Wouldn’t it be nice if there were a way to win an argument without actually having to make an argument? Arguments, after all, require a lot of work. They demand facts and logic. And to really argue well—in the style of Socrates or Aquinas, for instance—requires treating one’s interlocutor with charity.
Sneering, by comparison, is easy. There’s no need for carefully constructed syllogisms or verifiable facts. And a properly-wielded sneer can be more powerful than a sound argument. Rather than just silencing an opponent, it sends them whimpering for the nearest exit.
For practical lessons on sneering, look no further than a recent Baffler article by Jessa Crispin, entitled “Maiden America.” The target of Crispin’s sneering is evangelical “purity culture” in general, and “purity balls” in particular—those father/daughter events intended to celebrate and encourage sexual abstinence before marriage.
Crispin clearly disapproves of purity balls, and she wants you to disapprove of them too. Take a moment to see how she does it. You’ll learn the fine art of sneering in 4 easy lessons.
Lesson #1: Lean in to your disgust
To excel at this first lesson, you may find it helpful to emulate a schoolyard bully. Mock anything that seems strange. For example, note how Crispin describes a typical purity ball. “It’s hard to say which is stranger, that grown men have primped themselves up for a middle-school dance or that each couple is father and daughter, here to make ardent sexual declarations to one another.”
abuse use of language is key here. These grown men didn’t just get dressed for the event. They “primped” themselves. And while it isn’t strange for children to be in the company of their parents, Crispin finds a way to make it sound disgusting.
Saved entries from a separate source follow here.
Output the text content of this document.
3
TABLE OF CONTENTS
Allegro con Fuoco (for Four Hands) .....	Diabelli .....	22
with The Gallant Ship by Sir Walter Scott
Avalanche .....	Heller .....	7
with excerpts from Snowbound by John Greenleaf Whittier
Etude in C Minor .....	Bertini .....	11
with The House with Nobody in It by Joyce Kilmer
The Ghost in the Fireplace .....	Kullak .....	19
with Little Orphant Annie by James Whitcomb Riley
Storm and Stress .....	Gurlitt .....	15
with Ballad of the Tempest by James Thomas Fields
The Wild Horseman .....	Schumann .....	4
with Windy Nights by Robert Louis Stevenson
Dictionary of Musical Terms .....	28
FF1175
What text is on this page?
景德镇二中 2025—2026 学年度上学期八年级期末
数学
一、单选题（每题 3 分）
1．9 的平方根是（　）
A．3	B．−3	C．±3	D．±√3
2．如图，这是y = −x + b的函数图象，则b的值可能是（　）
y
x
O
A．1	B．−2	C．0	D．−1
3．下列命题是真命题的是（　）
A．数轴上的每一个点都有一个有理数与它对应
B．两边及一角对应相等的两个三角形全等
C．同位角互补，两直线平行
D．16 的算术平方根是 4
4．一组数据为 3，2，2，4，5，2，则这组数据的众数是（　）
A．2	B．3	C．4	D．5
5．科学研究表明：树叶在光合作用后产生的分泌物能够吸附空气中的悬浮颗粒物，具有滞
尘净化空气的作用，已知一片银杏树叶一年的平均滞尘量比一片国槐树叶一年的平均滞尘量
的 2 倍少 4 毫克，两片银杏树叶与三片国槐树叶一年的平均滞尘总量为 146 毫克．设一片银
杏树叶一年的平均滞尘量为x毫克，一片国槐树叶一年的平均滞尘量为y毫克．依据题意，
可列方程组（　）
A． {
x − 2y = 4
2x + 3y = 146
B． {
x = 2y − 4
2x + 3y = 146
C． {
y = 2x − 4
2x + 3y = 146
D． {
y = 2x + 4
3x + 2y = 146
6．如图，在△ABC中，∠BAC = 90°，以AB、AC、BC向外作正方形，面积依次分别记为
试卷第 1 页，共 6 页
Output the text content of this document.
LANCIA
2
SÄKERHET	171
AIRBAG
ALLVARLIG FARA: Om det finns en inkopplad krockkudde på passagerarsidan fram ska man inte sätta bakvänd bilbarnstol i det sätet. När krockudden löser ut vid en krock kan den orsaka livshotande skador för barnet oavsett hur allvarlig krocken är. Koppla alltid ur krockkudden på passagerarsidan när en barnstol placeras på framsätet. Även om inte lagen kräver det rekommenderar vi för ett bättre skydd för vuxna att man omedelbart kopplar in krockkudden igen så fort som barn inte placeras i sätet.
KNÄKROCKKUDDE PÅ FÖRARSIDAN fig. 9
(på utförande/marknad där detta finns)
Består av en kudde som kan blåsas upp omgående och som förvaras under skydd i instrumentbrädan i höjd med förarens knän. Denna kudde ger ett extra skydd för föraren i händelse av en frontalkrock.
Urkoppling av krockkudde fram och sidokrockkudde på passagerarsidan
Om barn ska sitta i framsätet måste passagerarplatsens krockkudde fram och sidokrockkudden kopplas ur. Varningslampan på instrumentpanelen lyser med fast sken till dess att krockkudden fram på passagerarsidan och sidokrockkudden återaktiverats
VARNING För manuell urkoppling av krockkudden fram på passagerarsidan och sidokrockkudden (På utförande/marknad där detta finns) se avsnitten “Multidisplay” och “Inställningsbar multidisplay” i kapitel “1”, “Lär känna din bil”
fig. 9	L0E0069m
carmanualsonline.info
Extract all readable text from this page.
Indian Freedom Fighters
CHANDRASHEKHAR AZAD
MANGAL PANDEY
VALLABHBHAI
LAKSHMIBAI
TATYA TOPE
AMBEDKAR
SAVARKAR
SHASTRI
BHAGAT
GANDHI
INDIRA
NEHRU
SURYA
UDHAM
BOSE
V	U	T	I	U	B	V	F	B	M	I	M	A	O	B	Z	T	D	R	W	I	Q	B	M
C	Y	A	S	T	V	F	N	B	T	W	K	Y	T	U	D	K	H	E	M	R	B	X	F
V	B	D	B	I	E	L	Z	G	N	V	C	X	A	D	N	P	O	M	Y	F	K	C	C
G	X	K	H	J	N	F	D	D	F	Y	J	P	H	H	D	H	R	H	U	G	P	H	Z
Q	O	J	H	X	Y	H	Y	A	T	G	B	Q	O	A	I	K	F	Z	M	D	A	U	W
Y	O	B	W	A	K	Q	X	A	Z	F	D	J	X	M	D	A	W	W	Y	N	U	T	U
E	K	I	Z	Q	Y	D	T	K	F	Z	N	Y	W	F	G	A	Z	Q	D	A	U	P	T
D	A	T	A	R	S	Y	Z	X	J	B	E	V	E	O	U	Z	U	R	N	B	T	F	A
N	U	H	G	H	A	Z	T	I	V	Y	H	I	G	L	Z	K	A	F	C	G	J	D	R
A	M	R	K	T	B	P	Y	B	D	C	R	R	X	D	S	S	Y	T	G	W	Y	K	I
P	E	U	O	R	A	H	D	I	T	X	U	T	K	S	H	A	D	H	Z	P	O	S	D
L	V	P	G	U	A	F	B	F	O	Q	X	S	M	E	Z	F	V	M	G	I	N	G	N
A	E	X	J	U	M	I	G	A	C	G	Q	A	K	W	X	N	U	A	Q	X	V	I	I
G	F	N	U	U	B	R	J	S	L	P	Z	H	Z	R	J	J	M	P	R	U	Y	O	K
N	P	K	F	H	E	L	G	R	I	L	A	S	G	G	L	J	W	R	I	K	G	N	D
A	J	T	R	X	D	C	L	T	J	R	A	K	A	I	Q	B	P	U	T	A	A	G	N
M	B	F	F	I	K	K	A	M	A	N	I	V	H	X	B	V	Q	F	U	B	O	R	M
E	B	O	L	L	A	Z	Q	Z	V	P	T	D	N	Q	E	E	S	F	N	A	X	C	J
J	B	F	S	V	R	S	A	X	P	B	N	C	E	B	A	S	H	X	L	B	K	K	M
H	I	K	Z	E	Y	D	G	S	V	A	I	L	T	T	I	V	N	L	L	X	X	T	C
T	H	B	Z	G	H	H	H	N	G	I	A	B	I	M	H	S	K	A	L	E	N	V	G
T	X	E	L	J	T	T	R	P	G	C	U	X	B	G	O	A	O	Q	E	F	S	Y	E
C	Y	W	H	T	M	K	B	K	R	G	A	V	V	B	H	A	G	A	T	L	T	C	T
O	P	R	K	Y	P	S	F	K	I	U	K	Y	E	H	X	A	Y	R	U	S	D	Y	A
They are couples, making ardent sexual declarations to one another. Eww.
Lesson #2: Pathologize disagreement
The targets of your sneering aren’t just wrong. They are suffering from a disorder. For example: “Purity balls are the ritual high feasts . . . in which a whole nation of dads, including our presidents, obsess over the ins and outs of their daughters’ sexual organs.”
Did you catch that? They aren’t just concerned. They’re “obsessed.” There’s something deeply wrong with them. The phrase, “daughters’ sexual organs” is a nice touch. Sure, it’s baseless, but it further insinuates that these dads’ interest in their daughters is incestuous. And Crispin surely deserves bonus points for the lewdly suggestive “ins and outs.”
Get the hang of lesson #2 by practicing on unsuspecting townspeople:
- Farmers are obsessed with the sex lives of barnyard animals.
- Teachers are weirdly fixated on other people’s children.
- Hospice nurses have some sort of fetish for the frail bodies of the dying.
Lesson #3: Confidence!
Now that you’ve decimated your targets with mockery and accusations of psychological disorder, it’s time to throw some facts at them. Unlike in traditional debate, these facts needn’t be true—but they just need to be delivered with a heavy dose of confidence. Otherwise, onlookers might suspect that you don’t know what you’re talking about. Again, Crispin provides a perfect example: “The idea of sexual purity was a relatively late addition to Christian doctrine.”
Just take a moment to admire that sentence. Imagine what confidence it must take, not just to say such a thing, but to print it in a national magazine! Crispin is on a roll!
Keep in mind that the people she’s writing about are Christians, whose religion is concerned with sexual purity. There’s a pretty good chance they’ll know that 1 Corinthians says to “flee from sexual immorality,” and that the “body is not meant for sexual immorality.” Or that Hebrews says to “let the marriage bed be undefiled.” Or that Jesus warned against even looking at a woman lustfully. Or that Galatians condemns sexual immorality, impurity, and sensuality. Or that Colossians says to put sexual immorality to death. Or that 1 Thessalonians says to “abstain from sexual immorality.” Or that Proverbs says that “he who commits adultery lacks sense.” Or that Ephesians says that “sexual immorality and all impurity” shouldn’t even be named among Christians. Or that committing adultery violates one of the ten commandments. Or that maybe (just maybe) they’ve skimmed the book of Hosea.
Lesson #4: Logical sequences are for dopes
Sneering can help free you from outmoded forms of discourse. (Tip: the word “outmoded” is a valuable tool. It implies that being out of fashion is the same thing as being discredited.)
Crispin give us a solid example of what it looks like to embrace the non-sequitur. After making the outrageous claim that, “sexual purity was a relatively late addition to Christian doctrine,” she substantiates it by saying, “not even priests needed to be celibate until the twelfth century.”
See how that works? Sexual purity didn’t exist until the 12th century because until then priests were allowed to marry. True, the first thing is only tangentially related to the second thing. And if she had checked Wikipedia, she would have learned that clerical celibacy was firmly in place several centuries earlier. But since her targets are still reeling from being called incestuous child molesters, they are unlikely to notice.
So, next time you want to criticize something without the effort of making an argument, try sneering at it. It may prove difficult at first, but take heart. Over time your conscience will atrophy, and these once-outrageous methods will become settled habit.